We know that paralysis can be very destructive because due to the blood clot stuck in the cerebral vein, important parts of the brain start to be destroyed in an irreversible way due to lack of oxygen and blood. In this way, a brand-new protein therapy has been made that can greatly slow down the loss of paralysis.
According to scientists at the University of Oslo, stroke damage can be reduced by inserting specific proteins after paralysis. A few hours after the mice became paralyzed, the first test showed very promising results that could stop this problem from getting worse. However, the destination of human trials is still a long way off.
“The negative brain changes caused by paralysis become a disease of the whole age, every minute of paralysis becomes destructive for the brain and the need for mental protective measures after the attack has always been felt. In this therapy, we have focused on a blood protein, ‘Factor Seven Activating Protease’ (FSAP),” said Dr Sandeep Kanse, head of the study.

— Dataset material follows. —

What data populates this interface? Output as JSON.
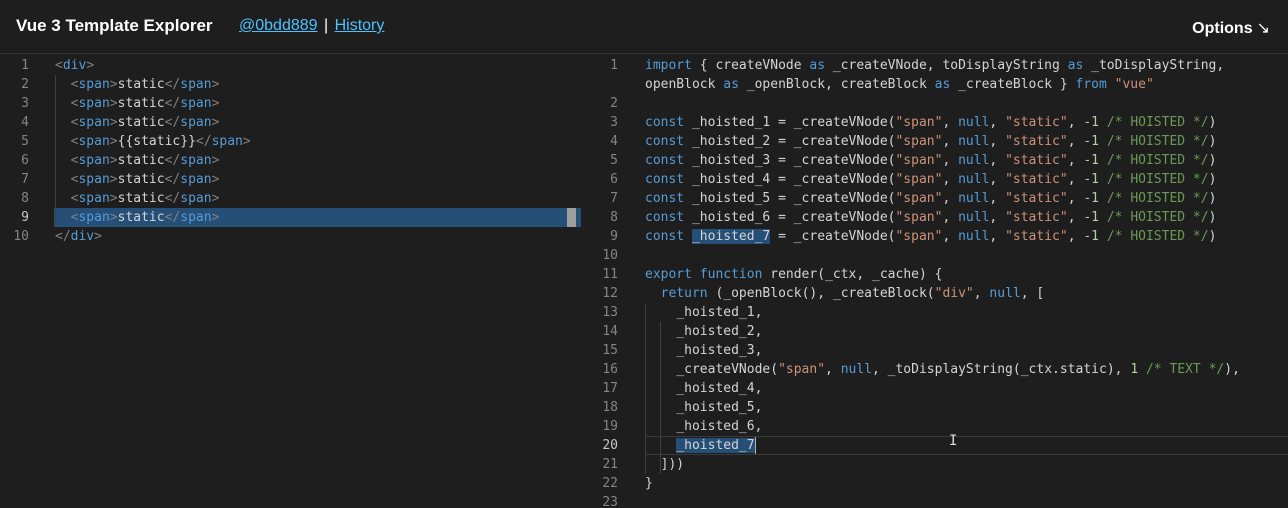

After paralysis, the amount of FASP in the blood increases and it has also been seen in stroke patients. Scientists wanted to know how fasp production in mice could be affected in case of paralysis if they were completely stopped genetically or otherwise. But in this case, the experts’ assessment turned out to be wrong and the brain of the rats was more damaged.
In the next stage, fsap was inserted by making the mice a patient of paralysis, its good effects were seen. That’s why protein therapy has been devised.
Currently, tissue plasminogen activator or TPA, a treatment after severe stroke, is prevalent around the world, which immediately dissolves the clots trapped in the nerves of the brain and widens the veins. But it is important that the sooner it is vaccinated, it benefits, but still only one-third of the people benefit from it.
Mice that were given FSAP with tPA showed a significant improvement compared to mice with tPA therapy alone. New protein therapy combined with tPA is expected to prevent further brain damage after stroke. However, more research and trials are needed before humans.